Cunnyngham received the best elementary training which the country could afford, and, when sufficiently advanced, was placed in Science Hill Academy (now Science Hill School, in Shelbyville, Kentucky, which was under the directorship of Julia A. Tevis . While at that school, she was converted and became an earnest and active Christian.

==Career==
After her return to Virginia, she taught school, not from necessity, but of choice, her father being financially well off. She felt it to be her duty to engage in some useful occupation, and she saw no position more promising than that of a teacher.

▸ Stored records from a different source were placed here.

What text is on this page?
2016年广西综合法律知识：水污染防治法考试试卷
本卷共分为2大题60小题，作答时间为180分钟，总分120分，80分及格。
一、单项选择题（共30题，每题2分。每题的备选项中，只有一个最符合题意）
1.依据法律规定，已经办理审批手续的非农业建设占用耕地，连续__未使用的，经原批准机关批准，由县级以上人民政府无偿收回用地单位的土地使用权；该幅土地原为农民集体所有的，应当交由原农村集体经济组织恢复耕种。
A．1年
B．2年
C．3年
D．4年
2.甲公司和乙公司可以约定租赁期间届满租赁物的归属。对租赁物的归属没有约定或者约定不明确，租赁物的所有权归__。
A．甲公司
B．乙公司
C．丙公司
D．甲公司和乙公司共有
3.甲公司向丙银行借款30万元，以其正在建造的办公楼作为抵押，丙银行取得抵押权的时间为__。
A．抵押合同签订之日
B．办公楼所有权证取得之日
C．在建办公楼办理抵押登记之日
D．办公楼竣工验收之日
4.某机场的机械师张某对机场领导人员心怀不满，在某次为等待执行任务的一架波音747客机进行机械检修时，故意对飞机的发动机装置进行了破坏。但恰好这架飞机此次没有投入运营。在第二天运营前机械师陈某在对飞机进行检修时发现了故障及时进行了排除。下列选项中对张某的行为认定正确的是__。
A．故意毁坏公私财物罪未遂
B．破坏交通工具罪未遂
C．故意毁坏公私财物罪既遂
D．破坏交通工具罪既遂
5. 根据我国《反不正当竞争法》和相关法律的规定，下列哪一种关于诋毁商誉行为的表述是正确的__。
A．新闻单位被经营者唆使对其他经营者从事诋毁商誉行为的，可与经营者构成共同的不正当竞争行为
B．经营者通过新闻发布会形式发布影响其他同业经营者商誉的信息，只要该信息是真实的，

On March 23, 1851, in Washington, Virginia, she married Rev. William George Etter Cunnyngham (1820–1900), a minister of the Methodist Episcopal Church, South. In 1852, they sailed from New York City for Shanghai, China, as missionaries to the Chinese. She remained in the mission field nine years, when the failure of her health compelled her to return to the U.S. During her stay in China, she studied diligently, and with uncommon success, the Chinese language. She superintended mission schools, instructed Chinese women and children orally, and translated into the local dialect tracts and small books, some of which remained in use for decades.

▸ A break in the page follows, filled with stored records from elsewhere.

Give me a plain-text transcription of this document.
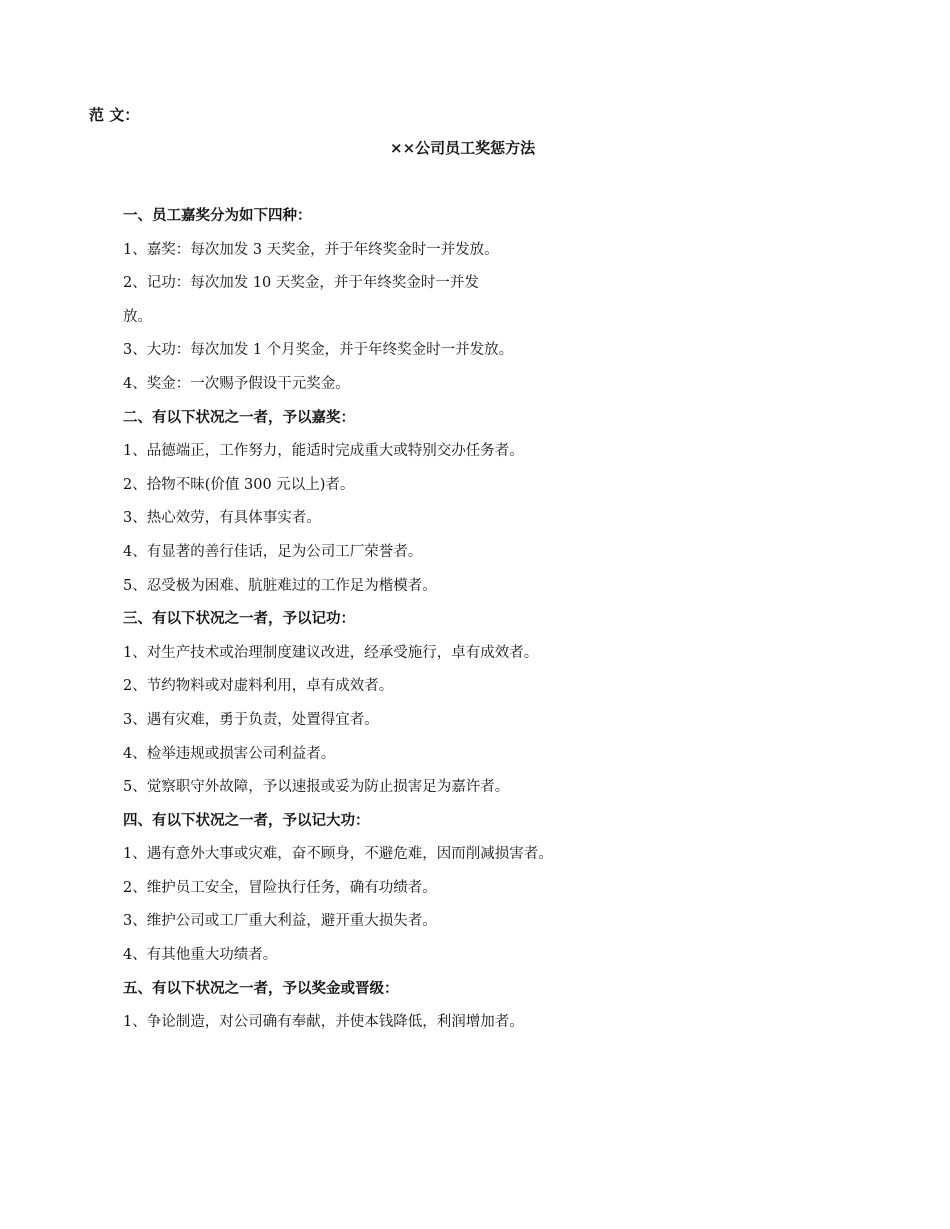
范 文：
××公司员工奖惩方法
一、员工嘉奖分为如下四种：
1、嘉奖：每次加发 3 天奖金，并于年终奖金时一并发放。
2、记功：每次加发 10 天奖金，并于年终奖金时一并发
放。
3、大功：每次加发 1 个月奖金，并于年终奖金时一并发放。
4、奖金：一次赐予假设干元奖金。
二、有以下状况之一者，予以嘉奖：
1、品德端正，工作努力，能适时完成重大或特别交办任务者。
2、拾物不昧(价值 300 元以上)者。
3、热心效劳，有具体事实者。
4、有显著的善行佳话，足为公司工厂荣誉者。
5、忍受极为困难、肮脏难过的工作足为楷模者。
三、有以下状况之一者，予以记功：
1、对生产技术或治理制度建议改进，经承受施行，卓有成效者。
2、节约物料或对虚料利用，卓有成效者。
3、遇有灾难，勇于负责，处置得宜者。
4、检举违规或损害公司利益者。
5、觉察职守外故障，予以速报或妥为防止损害足为嘉许者。
四、有以下状况之一者，予以记大功：
1、遇有意外大事或灾难，奋不顾身，不避危难，因而削减损害者。
2、维护员工安全，冒险执行任务，确有功绩者。
3、维护公司或工厂重大利益，避开重大损失者。
4、有其他重大功绩者。
五、有以下状况之一者，予以奖金或晋级：
1、争论制造，对公司确有奉献，并使本钱降低，利润增加者。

After the couple returned to the U.S., they lived in Virginia. Mrs. Cunnyngham labored as far as she had opportunity in the home mission work, doing all she could to awaken deeper interest people in the cause of foreign missions. When the Woman's Board of Foreign Missions of the Methodist Episcopal Church, South, was organized, Cunnyngham was made one of the managers. She was elected editor of leaflets by the board, and for six years, discharged the duties of that office. In addition to her labors in the missionary cause, she was an active Sunday school teacher for 27 years, an efficient helper in local church work, and philanthropic to the poor. She traveled much. Her husband having been elected to one of the editorial chairs of the Methodist Episcopal Church, South, she removed to Nashville, in 1875.

==Personal life==
The couple had two children, Virginia (1857–1937) and Victor (1861–1921).

Elizabeth Litchfield Cunnyngham had been ill for ten days with angina pectoris before she died on June 27, 1911, in Nasvhille. Burial was at that city's Mount Olivet Cemetery. Some of her correspondence is held with the Litchfield Family Papers at the Virginia Museum of History & Culture.